The room-door opened, and there Shelley stood, hatless, with shirt-collar wide open, wild-looking, intellectual, always the image of some heavenly spirit come down to earth by mistake.
“I got your address from your ‘special pleader’ fellow, and not without trouble! He took me for a swindler of some kind and didn’t want to give it to me. What has become of you all this last year? . . . I’ve just got back from Ireland. . . . I went to preach humanity to the Irish Catholics. . . . Then we returned to Wales, a lovely country. . . . Harriet’s all right . . . she expects a child. . . . Have you read Berkeley? . . . At this moment I’m reading Helvetius . . . very clever, but dry stuff. . . .”
Hogg looked at him with the admiration, affection, and irony, of former days. Who but Shelley would start off to discuss Helvetius with a friend from whom he had parted on such bad terms a year back?
Shelley, full of animation and joy, walked about the room, opened books, put questions to which he never waited the answers, and seemed to have forgotten completely that Hogg had ever offended him.

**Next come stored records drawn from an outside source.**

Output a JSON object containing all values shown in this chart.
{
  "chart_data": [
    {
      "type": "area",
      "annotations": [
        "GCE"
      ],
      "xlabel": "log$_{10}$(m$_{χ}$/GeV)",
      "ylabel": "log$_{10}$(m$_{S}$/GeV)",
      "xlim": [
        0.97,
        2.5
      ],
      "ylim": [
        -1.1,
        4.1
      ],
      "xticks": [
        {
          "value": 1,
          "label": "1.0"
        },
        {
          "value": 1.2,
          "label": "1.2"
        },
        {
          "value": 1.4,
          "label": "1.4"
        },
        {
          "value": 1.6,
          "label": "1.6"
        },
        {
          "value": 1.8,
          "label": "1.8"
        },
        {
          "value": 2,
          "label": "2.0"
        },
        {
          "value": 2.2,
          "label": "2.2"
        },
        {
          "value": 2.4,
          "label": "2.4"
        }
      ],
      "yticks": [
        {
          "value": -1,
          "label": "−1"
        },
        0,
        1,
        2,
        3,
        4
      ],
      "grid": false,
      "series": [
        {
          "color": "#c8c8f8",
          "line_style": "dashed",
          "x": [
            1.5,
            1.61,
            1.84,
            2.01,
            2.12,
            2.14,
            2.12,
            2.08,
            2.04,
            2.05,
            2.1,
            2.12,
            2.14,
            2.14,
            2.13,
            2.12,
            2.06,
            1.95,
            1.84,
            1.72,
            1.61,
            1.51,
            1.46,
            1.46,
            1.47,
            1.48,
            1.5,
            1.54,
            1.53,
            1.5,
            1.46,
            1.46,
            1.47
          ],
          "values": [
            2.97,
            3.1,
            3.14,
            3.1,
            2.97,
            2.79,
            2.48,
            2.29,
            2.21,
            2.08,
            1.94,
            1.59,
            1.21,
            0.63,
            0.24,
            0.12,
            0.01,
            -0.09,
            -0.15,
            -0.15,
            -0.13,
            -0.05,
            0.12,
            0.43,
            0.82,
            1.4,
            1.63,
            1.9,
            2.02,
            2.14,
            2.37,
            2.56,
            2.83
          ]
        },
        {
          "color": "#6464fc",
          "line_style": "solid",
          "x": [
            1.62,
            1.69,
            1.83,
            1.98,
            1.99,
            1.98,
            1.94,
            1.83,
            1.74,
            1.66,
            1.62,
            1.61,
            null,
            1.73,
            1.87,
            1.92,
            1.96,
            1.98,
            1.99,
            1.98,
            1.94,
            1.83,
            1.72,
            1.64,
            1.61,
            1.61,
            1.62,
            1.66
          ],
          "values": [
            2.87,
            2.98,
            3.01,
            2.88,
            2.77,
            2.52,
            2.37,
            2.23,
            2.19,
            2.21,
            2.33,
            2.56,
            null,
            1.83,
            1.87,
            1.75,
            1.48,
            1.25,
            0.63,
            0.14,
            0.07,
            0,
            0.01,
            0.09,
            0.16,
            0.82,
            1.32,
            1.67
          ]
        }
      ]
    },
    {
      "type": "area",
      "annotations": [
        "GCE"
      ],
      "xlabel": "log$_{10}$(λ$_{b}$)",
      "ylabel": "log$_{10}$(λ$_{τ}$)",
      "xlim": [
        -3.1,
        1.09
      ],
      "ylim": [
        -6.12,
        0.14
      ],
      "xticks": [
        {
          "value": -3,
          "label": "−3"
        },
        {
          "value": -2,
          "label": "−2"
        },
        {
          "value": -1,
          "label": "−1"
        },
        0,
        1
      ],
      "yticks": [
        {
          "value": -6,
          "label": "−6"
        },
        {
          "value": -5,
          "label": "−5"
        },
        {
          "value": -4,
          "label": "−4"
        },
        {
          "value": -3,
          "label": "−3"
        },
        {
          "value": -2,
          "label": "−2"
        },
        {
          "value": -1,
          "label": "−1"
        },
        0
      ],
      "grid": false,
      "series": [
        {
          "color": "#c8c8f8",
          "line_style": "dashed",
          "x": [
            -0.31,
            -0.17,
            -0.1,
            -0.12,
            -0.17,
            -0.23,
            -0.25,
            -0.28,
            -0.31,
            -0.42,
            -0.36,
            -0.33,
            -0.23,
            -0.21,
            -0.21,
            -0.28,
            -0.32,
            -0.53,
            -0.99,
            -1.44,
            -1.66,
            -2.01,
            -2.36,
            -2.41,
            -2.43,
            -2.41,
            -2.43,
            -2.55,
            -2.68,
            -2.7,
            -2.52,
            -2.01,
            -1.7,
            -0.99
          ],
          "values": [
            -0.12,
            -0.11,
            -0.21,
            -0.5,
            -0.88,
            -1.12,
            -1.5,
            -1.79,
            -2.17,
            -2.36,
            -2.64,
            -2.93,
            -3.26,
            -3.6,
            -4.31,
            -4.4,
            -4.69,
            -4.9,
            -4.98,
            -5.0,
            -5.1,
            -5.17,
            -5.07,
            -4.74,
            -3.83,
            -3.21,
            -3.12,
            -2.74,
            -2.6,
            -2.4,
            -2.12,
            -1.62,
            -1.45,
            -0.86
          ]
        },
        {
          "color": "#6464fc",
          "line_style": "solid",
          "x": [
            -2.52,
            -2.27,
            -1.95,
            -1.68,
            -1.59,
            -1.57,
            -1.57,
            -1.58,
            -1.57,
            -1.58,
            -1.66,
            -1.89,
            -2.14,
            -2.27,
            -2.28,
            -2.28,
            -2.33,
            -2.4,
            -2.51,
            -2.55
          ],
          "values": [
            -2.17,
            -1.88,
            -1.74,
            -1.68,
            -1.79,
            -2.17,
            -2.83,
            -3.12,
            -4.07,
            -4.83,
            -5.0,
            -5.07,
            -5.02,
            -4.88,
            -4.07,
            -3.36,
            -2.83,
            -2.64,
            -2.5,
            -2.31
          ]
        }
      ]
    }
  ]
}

He talked far into the night, and the men in the chambers next to Hogg knocked furiously on the walls to warn him that the high and piercing voice of his visitor prevented them from sleeping.
Hogg, alarmed for his good name, suggested Shelley should go. Shelley continued to talk. He explained that he had just opened a subscription list to finish a dyke which would enable the Welsh at Tremadoc to regain 5,000 acres of land from the sea. He had headed the list with £100 and he was devoting his life, his strength, and his fortune to the enterprise. . . . Hogg taking him gently by the arm led him to the door, but he resisted.
“Your neighbours bore me! They are brutes who don’t understand that it is only during the night that the soul feels really free.”
Hogg had managed to get him out upon the landing.
“I’ll go, but on one condition, and that is that you come and dine with us to-morrow. Harriet will be delighted to see you. I apologize for having a horrible creature with us, Miss Hitchener . . . but she will be leaving in a day or two.”
“Miss Hitchener? The sister of your soul?”